Two types of conditions
There are two types of traumatic brain injury. The open form involves penetration: A foreign object pierces the skull and enters the brain. The closed and much more common form occurs when the head strikes an object such as a windshield, dashboard or steering wheel. There is no penetration, only a painful bump that may result in a concussion or worse.
Issues with delayed symptoms
Even if a car crash is serious, someone who has suffered a brain injury in the accident may not be aware of it right away. Symptoms could take hours or days to appear. These warning signs might include disorientation, loss of balance, changes in sleep patterns, blurred vision, memory problems, headache or nausea.
Compensation for injuries
Those involved in a car crash might well be more concerned with obvious injuries, such as broken bones. These will show up in a police or medical report following the collision. Due to the lack of apparent symptoms, a brain problem might not get the same official attention.

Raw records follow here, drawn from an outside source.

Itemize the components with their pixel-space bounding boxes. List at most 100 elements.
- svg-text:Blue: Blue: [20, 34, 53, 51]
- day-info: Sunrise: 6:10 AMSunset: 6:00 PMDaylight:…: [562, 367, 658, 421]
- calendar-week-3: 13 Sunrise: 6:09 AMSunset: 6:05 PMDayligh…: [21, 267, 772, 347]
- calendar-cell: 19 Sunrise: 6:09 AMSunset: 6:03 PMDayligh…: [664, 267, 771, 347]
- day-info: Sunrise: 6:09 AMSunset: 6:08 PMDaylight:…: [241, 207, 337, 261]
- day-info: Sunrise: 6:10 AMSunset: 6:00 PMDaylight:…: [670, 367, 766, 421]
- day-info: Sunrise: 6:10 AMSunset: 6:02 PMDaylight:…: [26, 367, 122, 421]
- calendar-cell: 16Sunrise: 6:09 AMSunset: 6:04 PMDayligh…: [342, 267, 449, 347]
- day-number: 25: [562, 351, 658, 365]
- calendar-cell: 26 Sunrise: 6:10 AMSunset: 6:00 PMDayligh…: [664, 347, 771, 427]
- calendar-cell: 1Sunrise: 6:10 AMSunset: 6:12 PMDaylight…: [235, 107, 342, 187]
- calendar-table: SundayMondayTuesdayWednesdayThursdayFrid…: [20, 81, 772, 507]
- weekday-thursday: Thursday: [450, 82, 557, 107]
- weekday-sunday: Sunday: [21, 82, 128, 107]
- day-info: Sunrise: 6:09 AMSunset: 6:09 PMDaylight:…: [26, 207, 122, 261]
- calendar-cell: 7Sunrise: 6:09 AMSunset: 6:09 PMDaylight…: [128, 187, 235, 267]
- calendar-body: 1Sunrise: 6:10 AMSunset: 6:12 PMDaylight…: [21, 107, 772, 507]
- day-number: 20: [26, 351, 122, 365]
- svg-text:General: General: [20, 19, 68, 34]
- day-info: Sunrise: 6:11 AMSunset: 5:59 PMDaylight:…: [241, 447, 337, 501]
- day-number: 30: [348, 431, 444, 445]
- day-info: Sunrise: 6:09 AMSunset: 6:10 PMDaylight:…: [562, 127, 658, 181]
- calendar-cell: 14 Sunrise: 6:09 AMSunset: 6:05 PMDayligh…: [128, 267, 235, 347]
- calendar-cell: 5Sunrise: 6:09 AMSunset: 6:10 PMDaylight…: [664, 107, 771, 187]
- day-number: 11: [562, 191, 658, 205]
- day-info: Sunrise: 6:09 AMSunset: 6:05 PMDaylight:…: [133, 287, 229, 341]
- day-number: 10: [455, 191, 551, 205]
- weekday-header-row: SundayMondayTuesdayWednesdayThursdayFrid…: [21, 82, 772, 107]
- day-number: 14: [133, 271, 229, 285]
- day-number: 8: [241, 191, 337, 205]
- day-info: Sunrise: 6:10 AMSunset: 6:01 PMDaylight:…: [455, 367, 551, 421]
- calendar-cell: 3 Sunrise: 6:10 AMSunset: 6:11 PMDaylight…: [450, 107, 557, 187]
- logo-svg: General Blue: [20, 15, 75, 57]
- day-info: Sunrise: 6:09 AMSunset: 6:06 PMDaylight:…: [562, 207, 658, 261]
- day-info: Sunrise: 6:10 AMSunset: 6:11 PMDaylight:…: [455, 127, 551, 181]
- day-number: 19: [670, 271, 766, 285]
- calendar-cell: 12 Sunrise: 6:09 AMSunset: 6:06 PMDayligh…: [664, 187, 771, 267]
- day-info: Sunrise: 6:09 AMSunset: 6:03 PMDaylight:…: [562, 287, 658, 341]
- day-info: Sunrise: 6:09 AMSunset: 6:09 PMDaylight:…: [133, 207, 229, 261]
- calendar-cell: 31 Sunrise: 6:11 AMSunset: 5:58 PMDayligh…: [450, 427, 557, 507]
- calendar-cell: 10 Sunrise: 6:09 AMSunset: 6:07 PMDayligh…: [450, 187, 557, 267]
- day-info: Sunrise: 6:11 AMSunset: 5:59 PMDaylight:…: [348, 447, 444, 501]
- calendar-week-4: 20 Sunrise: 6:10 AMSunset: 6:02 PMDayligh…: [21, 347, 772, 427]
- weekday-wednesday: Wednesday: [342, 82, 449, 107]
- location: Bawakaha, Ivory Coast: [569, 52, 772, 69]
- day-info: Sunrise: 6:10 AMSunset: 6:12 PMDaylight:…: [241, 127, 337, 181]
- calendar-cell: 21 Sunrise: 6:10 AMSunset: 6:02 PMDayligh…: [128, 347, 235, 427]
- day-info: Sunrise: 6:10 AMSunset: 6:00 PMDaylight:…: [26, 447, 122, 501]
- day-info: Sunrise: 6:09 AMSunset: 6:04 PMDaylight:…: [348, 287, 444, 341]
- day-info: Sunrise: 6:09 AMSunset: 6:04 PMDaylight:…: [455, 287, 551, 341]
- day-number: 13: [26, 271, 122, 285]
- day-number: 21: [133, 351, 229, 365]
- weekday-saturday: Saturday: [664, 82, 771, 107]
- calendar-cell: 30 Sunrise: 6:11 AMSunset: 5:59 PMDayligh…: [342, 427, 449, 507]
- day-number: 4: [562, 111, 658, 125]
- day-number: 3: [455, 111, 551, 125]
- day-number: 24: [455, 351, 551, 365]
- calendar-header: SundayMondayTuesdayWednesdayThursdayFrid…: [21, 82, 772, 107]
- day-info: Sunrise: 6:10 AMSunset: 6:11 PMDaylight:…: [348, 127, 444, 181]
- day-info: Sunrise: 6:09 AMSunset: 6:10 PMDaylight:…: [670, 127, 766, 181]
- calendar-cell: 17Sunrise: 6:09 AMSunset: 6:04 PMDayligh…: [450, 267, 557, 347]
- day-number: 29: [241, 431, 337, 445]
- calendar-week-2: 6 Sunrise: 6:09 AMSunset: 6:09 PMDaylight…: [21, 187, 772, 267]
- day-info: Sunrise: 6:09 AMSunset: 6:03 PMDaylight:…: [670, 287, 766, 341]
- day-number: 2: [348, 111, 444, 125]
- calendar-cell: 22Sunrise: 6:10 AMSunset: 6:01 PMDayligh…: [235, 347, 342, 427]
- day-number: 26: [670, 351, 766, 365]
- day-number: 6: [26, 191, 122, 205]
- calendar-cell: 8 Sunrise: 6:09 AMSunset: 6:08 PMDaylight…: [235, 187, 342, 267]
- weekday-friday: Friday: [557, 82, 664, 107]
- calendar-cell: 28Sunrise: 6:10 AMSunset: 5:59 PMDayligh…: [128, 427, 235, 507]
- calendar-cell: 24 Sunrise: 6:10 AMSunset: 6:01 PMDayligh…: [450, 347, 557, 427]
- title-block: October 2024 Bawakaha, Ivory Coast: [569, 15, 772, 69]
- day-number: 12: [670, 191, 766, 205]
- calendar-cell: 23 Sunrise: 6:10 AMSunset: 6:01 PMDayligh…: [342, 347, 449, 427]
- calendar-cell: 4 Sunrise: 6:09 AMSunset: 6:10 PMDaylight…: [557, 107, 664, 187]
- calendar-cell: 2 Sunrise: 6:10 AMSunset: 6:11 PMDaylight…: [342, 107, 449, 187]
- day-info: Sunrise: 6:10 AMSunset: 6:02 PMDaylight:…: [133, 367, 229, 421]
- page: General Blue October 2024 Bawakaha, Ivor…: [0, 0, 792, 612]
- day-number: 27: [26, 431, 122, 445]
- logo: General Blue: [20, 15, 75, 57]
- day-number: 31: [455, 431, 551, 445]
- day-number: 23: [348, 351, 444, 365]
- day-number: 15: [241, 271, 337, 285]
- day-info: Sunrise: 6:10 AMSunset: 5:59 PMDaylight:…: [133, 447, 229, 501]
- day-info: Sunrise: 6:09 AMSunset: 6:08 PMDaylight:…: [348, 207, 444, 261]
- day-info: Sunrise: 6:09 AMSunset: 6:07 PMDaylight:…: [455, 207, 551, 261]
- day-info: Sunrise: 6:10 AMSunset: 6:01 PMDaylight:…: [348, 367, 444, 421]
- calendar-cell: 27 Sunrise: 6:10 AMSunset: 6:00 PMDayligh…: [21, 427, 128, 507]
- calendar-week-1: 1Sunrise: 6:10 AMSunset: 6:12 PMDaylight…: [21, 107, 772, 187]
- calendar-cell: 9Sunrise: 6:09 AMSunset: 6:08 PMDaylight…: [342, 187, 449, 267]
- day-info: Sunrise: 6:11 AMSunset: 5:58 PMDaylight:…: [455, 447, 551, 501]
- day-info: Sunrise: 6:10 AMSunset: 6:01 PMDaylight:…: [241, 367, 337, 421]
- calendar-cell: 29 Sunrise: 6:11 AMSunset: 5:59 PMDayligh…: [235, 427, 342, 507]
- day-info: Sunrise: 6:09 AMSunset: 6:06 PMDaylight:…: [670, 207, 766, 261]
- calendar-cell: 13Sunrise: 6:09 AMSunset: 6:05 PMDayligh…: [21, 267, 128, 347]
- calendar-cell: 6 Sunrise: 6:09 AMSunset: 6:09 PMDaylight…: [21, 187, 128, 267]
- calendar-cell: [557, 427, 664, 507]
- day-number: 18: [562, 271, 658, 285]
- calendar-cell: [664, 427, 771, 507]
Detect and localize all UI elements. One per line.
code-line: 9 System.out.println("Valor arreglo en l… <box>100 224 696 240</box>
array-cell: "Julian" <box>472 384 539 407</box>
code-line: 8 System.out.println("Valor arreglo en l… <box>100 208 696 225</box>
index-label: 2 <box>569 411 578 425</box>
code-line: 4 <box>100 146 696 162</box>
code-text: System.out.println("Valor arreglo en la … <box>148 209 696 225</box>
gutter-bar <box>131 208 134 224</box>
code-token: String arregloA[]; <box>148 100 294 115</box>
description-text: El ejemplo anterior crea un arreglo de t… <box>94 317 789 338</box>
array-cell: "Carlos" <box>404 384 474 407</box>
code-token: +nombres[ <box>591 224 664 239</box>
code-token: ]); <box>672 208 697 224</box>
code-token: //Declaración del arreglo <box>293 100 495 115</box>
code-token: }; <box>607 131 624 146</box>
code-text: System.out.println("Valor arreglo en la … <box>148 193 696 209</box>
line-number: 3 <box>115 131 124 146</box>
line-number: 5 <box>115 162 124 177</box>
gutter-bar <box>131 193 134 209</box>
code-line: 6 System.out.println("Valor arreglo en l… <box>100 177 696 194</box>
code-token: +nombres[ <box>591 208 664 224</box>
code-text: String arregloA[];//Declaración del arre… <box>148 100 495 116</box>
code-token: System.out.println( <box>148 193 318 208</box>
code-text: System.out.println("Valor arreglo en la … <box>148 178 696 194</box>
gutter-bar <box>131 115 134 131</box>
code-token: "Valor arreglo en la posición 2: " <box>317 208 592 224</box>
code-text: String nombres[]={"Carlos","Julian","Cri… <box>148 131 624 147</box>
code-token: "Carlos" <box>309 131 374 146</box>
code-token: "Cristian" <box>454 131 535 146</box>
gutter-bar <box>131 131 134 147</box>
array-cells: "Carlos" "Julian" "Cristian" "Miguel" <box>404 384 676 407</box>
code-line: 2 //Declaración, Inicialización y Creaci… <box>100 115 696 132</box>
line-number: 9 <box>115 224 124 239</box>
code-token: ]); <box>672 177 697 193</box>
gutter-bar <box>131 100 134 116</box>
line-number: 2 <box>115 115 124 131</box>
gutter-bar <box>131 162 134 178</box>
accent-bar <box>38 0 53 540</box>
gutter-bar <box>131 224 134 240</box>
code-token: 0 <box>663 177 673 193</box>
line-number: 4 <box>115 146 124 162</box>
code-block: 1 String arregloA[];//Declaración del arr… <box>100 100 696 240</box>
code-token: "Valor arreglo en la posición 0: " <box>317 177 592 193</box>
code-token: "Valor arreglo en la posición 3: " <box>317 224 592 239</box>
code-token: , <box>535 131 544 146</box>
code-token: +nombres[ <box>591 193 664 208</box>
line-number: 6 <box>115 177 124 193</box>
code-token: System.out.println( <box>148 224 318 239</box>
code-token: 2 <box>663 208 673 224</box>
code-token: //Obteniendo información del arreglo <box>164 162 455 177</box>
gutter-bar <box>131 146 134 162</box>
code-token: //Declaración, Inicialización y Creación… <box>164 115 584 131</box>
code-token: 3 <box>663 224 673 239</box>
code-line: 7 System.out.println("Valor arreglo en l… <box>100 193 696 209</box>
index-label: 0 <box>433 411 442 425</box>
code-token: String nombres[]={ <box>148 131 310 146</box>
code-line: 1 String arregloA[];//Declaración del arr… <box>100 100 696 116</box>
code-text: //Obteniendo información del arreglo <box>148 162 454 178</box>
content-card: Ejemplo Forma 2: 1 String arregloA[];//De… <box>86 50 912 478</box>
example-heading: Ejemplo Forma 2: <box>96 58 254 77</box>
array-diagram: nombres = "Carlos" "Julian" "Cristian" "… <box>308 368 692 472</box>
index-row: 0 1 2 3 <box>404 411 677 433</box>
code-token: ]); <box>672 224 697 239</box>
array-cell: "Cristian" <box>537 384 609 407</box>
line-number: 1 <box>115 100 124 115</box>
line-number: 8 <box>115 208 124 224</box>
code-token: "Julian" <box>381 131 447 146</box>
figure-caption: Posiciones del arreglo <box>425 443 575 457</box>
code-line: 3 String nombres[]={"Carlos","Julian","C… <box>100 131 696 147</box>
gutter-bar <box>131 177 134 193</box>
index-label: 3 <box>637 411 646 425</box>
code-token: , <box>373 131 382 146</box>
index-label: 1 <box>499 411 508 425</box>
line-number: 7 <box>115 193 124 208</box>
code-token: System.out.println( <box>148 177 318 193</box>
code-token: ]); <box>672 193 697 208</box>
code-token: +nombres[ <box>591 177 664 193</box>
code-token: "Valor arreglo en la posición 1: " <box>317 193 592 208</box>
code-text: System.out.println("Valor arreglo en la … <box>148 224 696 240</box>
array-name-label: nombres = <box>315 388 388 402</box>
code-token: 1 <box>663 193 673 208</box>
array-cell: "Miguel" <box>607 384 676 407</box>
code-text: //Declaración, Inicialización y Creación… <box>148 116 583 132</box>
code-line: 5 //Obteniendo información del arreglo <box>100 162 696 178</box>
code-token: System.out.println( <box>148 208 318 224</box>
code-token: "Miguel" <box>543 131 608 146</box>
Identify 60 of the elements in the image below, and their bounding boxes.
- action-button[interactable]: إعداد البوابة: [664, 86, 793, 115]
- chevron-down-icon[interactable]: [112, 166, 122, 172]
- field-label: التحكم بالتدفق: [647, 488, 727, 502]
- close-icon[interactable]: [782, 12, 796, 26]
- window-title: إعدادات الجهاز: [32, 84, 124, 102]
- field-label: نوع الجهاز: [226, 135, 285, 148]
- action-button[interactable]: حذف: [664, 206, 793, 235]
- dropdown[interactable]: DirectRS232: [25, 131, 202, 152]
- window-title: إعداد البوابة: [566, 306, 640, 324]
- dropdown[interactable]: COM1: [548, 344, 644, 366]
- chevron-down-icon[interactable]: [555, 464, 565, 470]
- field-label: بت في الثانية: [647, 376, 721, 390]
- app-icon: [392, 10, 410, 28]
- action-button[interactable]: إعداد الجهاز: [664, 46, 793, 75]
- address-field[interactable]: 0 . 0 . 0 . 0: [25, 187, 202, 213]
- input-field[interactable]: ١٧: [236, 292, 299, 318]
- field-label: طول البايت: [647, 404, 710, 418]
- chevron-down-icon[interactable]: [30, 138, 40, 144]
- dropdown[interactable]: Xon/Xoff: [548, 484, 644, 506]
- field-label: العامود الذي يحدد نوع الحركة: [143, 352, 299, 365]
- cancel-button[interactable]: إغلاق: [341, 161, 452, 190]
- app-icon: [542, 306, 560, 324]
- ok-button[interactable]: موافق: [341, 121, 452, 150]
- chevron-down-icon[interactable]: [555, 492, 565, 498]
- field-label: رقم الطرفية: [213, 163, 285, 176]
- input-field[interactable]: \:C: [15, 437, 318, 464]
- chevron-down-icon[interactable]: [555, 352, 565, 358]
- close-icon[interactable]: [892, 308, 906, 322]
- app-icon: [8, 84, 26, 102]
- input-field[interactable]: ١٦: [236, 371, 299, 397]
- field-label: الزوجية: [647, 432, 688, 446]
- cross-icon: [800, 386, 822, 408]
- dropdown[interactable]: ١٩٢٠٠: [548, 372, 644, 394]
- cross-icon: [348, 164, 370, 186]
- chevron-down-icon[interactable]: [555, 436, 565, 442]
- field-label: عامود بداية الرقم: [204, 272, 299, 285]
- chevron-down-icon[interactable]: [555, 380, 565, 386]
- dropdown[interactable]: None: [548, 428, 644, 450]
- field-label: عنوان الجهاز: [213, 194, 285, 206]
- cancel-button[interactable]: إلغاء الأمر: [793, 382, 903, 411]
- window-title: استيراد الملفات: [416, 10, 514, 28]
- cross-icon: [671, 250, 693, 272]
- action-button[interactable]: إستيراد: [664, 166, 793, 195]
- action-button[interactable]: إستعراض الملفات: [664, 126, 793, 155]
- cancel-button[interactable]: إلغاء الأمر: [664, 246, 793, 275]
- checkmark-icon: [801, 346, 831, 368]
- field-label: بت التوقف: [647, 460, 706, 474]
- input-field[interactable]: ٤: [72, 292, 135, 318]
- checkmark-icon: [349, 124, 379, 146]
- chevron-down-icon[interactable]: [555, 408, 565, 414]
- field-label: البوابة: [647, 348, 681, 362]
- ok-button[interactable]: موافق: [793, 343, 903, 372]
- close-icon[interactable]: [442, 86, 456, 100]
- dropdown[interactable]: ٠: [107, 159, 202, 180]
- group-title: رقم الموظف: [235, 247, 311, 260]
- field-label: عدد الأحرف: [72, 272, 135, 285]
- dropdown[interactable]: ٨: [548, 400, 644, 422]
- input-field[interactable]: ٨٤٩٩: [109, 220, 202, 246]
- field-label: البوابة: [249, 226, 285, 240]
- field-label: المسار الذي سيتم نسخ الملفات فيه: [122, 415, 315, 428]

Prompt medical attention is always critical after a vehicle collision, even if everything seems fine. The victim of a crash can expect compensation to cover medical expenses, loss of wages and more. However, the more serious the injury, the more an insurance company will try to low-ball a settlement.
A TBI case may not always appear in the annual statistics. However, a brain injury is a very serious matter. It can be a life-altering medical condition, and the victim deserves full and fair compensation.